Mal me ne incolse poiché quanto scrive il Televideo Rai la domenica successiva
a proposito dell'incontro tra due dei maggiori leader della falsa sinistra
europea sembra essere molto interessante: non tanto per quel che concerne ciò
che è stato affermato dal politicante greco, del cui intervento non si
conoscono i contenuti, quanto per le risposte date dal presidente della Regione
Puglia.
In sostanza, Nichi s-Vendola conferma l'eterna linea attendista del suo partito
che continua - nonostante le chiare indicazioni uscite dal recente congresso -
a tenere il piede in due scarpe: da una parte sostiene Tsipras "per il
cambiamento ed il superamento delle lobbies dell'austerity finanziaria",
dall'altra però si dice pronto a mettersi a disposizione qualora, chi
persevera nel perseguire tale politica, decidesse di cambiare rotta.

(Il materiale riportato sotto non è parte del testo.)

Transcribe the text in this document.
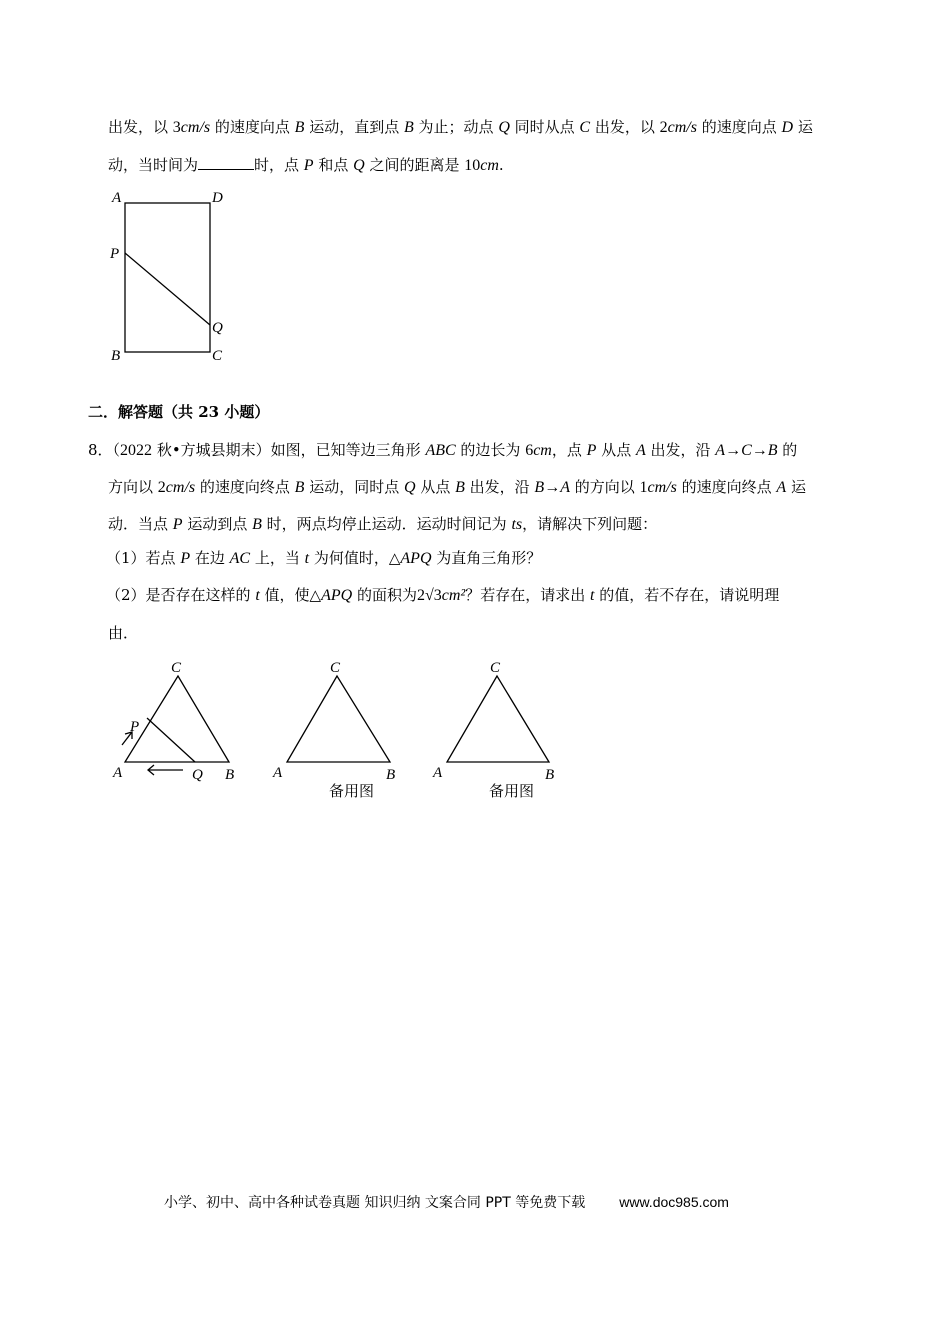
出发，以 3cm/s 的速度向点 B 运动，直到点 B 为止；动点 Q 同时从点 C 出发，以 2cm/s 的速度向点 D 运
动，当时间为	时，点 P 和点 Q 之间的距离是 10cm.
二．解答题（共 23 小题）
8．（2022 秋•方城县期末）如图，已知等边三角形 ABC 的边长为 6cm，点 P 从点 A 出发，沿 A→C→B 的
方向以 2cm/s 的速度向终点 B 运动，同时点 Q 从点 B 出发，沿 B→A 的方向以 1cm/s 的速度向终点 A 运
动．当点 P 运动到点 B 时，两点均停止运动．运动时间记为 ts，请解决下列问题：
（1）若点 P 在边 AC 上，当 t 为何值时，△APQ 为直角三角形？
（2）是否存在这样的 t 值，使△APQ 的面积为2√3cm²？若存在，请求出 t 的值，若不存在，请说明理
由．
A	D
P
Q
B	C
C
P
A	Q B
C
A	B
备用图
C
A	B
备用图
小学、初中、高中各种试卷真题 知识归纳 文案合同 PPT 等免费下载 www.doc985.com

Detto questo, il vero elemento rivelatore delle reali intenzioni del
politicante pugliese è il seguente passaggio: "Per creare un polo che vada
oltre i confini dei partiti e dei partiti di sinistra, per un'Europa che abbia
al centro diritti sociali e libertà".
Non c'è certamente bisogno di essere un genio per comprendere che questa
puntualizzazione altro non è che l'annuncio della prossima confluenza del
soggetto politico vendoliano nel contenitore chiamato Partito (sedicente)
Democratico, dove appunto le categorie 'partito' e soprattutto 'sinistra' non
hanno cittadinanza già da molto tempo.